In an economic time when budgets are tighter than ever, Campbell County’s school system received some good news last week.
The system will be getting an influx of nearly $1.7 million into its budget.
The Title I funding is being made available through stimulus money provided by the American Recovery and Reinvestment Act (ARRA).
The allocations are being made in an effort to help districts improve teaching and learning for students most at risk of failing to meet state and academic achievement standards.
The ARRA Title I dollars represent significant funding for schools that have high concentrations of students from families that live in poverty in order to help improve teaching and learning.
While Dr. Karen Bundren, federal programs director for the county, said any money received by the system is a welcome addition to the budget, the ARRA money is not without its share of red tape.
“There are lots of strings attached to the money,” Bundren explained.
According to Bundren, one of the stipulations of receiving the stimulus money applies to the way the money is distributed throughout the school system.

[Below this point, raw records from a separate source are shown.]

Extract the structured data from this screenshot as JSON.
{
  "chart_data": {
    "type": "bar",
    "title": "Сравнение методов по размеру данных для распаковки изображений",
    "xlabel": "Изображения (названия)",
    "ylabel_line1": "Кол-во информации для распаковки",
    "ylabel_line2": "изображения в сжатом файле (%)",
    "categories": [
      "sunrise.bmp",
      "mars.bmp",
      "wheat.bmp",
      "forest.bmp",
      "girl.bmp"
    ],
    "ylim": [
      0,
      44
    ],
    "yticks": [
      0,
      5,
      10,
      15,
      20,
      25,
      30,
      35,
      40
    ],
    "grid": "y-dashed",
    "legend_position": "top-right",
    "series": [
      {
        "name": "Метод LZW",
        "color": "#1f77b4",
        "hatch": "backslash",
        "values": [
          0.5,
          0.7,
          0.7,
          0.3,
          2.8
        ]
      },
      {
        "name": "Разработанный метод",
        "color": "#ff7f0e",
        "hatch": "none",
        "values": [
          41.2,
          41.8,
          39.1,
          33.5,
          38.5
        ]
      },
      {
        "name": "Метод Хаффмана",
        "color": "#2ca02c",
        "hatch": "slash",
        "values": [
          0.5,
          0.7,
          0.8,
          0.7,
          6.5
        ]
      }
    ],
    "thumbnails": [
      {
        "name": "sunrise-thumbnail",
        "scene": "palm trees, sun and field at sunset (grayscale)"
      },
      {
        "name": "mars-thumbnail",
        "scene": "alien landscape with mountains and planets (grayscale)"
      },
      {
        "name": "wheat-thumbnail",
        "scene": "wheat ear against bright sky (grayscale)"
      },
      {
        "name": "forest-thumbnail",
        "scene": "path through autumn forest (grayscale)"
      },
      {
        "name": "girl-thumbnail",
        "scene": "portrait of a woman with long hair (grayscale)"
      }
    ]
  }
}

“The school with the highest level of poverty must receive the most money per pupil. Because the money is designated specifically for Title I schools none of the money can be used at Jacksboro Middle School or Campbell County High School,” Bundren said of the “spiral” approach of funding that allows the level of poverty in each school determine how much money it will receive in per pupil funding.

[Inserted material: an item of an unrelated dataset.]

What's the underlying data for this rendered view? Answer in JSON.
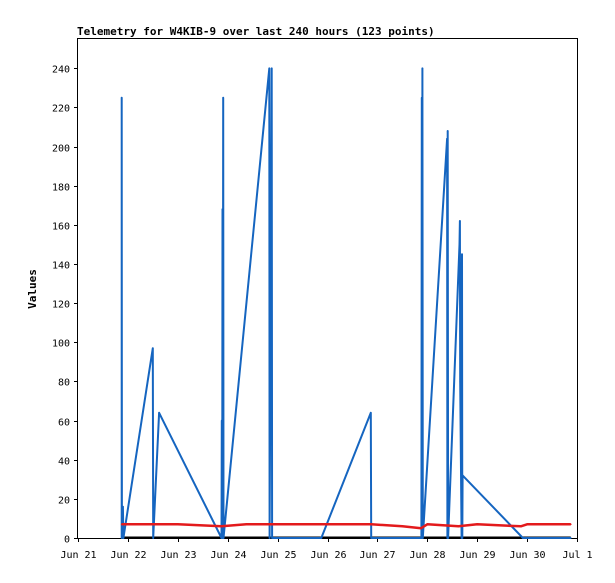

The federal programs director explained possible uses of the funds could include after school and summer school programs as well as staff development opportunities for the county’s Title I schools.
“We have to spend the money just like they tell us we can,” Bundren said elaborating on the stringent requirements that will accompany the generous sum of money.
Despite the potential for difficulty in making the spiral type funding work the most efficiently, Bundren said there is no question that the money will be put to good use.
“We will make sure the children of Campbell County get the most academic benefit they can from it,” Bundren concluded.